Diritto alla proprietà privata “Non è difficile capire che lo scopo del lavoro, il fine prossimo che si propone l’artigiano, è la proprietà privata. Poiché se egli impiega le sue forze e la sua industria a vantaggio altrui, lo fa per procurarsi il necessario per la vita; e però con il suo lavoro acquista un vero e perfetto diritto, non solo di esigere ma di investire come vuole la dovuta mercede. Se dunque con le sue economie è riuscito a far dei risparmi e, per meglio assicurarli, li ha investiti in un terreno, questo terreno non è infine altra cosa che la mercede medesima travestita di forma” (Rerum novarum, 4)

Destinazione universale dei beni “Dio ha dato la terra a tutto il genere umano perché essa sostenti tutti i suoi membri, senza escludere né privilegiare nessuno. E’ qui la radice della destinazione universale dei beni della terra. (…)La terra non dona i suoi frutti senza una peculiare risposta dell’uomo al dono di Dio, cioè senza il lavoro; è mediante il lavoro che l’uomo, usando la sua intelligenza e la sua libertà, riesce a dominarla e ne fa la sua degna dimora. In tal modo egli fa propria una parte della terra, che appunto si è acquistata col lavoro. E’ qui l’origine della proprietà individuale” (Centesimus annus, 31)

Il principio di Sussidiarietà “Siccome è illecito togliere agli individui ciò che essi possono compiere con le forze e l’industria propria per affidarlo alla comunità, così è ingiusto rimettere a una maggiore più alta società quello che delle minori e inferiori comunità si può fare. Ed è questo insieme un grave danno e uno sconvolgimento del retto ordine della società; perché l’oggetto naturale di qualsiasi intervento nella società stessa è quello di aiutare in maniera suppletiva le membra del corpo sociale, non già distruggerle o assorbirle” (Quadragesimo anno, n. 80).

Il principio di solidarietà [la solidarietà] non è un sentimento di vaga compassione o di superficiale intenerimento per i mali di tante persone, vicine o lontane. Al contrario, è la determinazione ferma e perseverante di impegnarsi per il bene comune, ossia per il bene di tutti e di ciascun o, perché tutti siamo veramente responsabili di tutti” (Sollicitudo rei socialis, 38).

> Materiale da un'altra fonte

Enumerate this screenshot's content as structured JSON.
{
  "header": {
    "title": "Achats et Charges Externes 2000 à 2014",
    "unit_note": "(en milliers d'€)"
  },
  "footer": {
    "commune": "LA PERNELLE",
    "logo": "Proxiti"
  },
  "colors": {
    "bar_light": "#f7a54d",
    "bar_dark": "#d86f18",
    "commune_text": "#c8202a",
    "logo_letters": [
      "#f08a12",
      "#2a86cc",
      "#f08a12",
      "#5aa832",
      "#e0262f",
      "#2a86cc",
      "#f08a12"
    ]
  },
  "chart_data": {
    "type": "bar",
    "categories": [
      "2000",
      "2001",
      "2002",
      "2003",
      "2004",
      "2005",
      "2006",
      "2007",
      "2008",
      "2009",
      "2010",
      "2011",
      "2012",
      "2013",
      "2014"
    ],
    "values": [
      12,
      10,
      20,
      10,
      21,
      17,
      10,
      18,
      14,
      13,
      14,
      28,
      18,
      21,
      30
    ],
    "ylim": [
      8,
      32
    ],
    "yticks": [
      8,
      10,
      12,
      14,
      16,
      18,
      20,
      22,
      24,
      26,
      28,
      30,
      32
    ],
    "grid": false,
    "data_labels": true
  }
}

Il principio del bene comune Per bene comune si intende l’insieme di quelle condizioni della vita sociale che permettono sia alle collettività sia ai singoli membri, di raggiungere la propria perfezione più pienamente e più celermente” (Gaudium et spes, 26)

Dai dogmi a noi “Per conoscere ciò che è il dogma non sono le necessità attuali delle anime che bisogna studiare, ma il dogma stesso, e il suo studio ci permetterà di scoprire e di suscitare nelle anime aspirazioni molto più profonde che non i bisogni attuali di cui si parla”. Oggi alla Chiesa si chiede di partire dai bisogni delle anime e quindi di non essere troppo intransigente nel tono, non troppo sublime nelle proposte che fa, non troppo tragica nella giustizia che annuncia. Si vorrebbe renderla accessibile al gran numero di anime meno innamorate della verità che della libertà, degli ideali umani che della perfezione soprannaturale, dei diritti di Dio che dei propri diritti. Ma la Chiesa non può commettere l’errore di sminuire la gloria di Dio, subordinando le sue intenzioni alle nostre”.

Il peccato dell’Angelo Il principio moderno di autonomia del soggetto produce il peccato di infedeltà al dogma, che San Tommaso paragona al peccato dell’angelo decaduto. Secondo Garrigou Lagrange: “Quello che l’anima moderna non sa più, quello di cui è gravemente colpevole di non sapere più, è che Dio è Dio e che noi per noi stessi non siamo nulla”.